Liquidity

Real estate-backed tokens often suffer from a lack of liquidity. These tokens are often regulation D tokens where each home has its own tokens and tokens are traded via market book order or AMM's. The combination of all of these factors makes the tokens illiquid and less suitable for integration with defi. Regulation D tokens also are only available to accredited investors.

Gypsy takes a different approach to token liquidity with goals to have high liquidity, no lockup periods, and accurate token pricing to make a powerful tool for defi and yield farming.

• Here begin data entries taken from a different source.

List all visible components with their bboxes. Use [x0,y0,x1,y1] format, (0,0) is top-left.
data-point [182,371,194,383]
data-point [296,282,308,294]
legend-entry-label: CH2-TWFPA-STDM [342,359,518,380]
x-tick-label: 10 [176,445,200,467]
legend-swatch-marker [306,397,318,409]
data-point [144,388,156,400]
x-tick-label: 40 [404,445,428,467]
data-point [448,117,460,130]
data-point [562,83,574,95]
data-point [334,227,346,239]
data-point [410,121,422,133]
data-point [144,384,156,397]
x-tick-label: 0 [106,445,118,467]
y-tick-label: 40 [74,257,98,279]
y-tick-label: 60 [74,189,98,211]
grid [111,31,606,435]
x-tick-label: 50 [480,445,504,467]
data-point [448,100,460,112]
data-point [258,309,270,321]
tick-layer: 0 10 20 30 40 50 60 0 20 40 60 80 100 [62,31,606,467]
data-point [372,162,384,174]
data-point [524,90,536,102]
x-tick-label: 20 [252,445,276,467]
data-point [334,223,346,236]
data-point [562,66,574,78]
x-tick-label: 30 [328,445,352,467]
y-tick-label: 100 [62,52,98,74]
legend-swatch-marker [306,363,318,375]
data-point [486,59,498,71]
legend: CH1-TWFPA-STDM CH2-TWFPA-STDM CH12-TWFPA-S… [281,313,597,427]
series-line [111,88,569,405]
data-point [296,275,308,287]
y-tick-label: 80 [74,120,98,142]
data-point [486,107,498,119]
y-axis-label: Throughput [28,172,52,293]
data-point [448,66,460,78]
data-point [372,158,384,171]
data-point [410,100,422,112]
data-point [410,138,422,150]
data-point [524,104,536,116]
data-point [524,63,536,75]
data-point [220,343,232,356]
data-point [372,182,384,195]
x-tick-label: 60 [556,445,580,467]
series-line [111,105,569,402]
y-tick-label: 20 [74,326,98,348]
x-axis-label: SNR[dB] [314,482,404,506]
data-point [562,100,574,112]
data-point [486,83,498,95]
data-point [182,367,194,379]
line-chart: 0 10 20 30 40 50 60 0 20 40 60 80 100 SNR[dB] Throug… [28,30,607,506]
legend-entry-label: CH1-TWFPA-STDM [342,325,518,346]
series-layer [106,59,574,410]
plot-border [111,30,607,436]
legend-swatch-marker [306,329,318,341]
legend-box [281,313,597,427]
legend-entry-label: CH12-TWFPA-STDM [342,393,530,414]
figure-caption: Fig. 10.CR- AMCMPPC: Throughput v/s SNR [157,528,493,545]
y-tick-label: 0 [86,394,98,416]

Singular token to back all properties

There are several reasons why having a real estate-backed cryptocurrency token that is backed by an entire portfolio of homes may be more liquid than having each home having its own token.

Risk diversification

A single token that is backed by a portfolio of homes helps diversify risk. If each home had its own token, the value of the token could be 100% dependent on the specific characteristics and performance of that individual home. In contrast, a portfolio of homes is likely to have a more diverse set of characteristics and may be less vulnerable to changes in the market or other factors that could affect the value of a single home. This can make the GPSY token more stable and potentially more attractive to investors.

Easier to invest

A single token may be more convenient for investors. Instead of having to track and manage multiple tokens for different homes, investors can simply hold and trade a single token that represents a diverse portfolio of homes. This can make it easier for investors to buy and sell the token, which can increase liquidity.

Concentrated Trading Volume

A real estate-backed cryptocurrency token that is backed by an entire portfolio of homes can enable all trading volume to be concentrated in a single token, which can increase the volume traded and help with price discovery & token liquidity.

When there is a large volume of trading activity for a particular asset, it can provide a better indication of the market's sentiment and help to determine the fair market value of the asset. This can be especially important in the real estate market, where prices can vary significantly based on factors such as location, property type, and market conditions. By having a single token that represents a diverse portfolio of homes, it can facilitate a higher volume of trading activity and provide a clearer indication of the market's valuation of the underlying assets.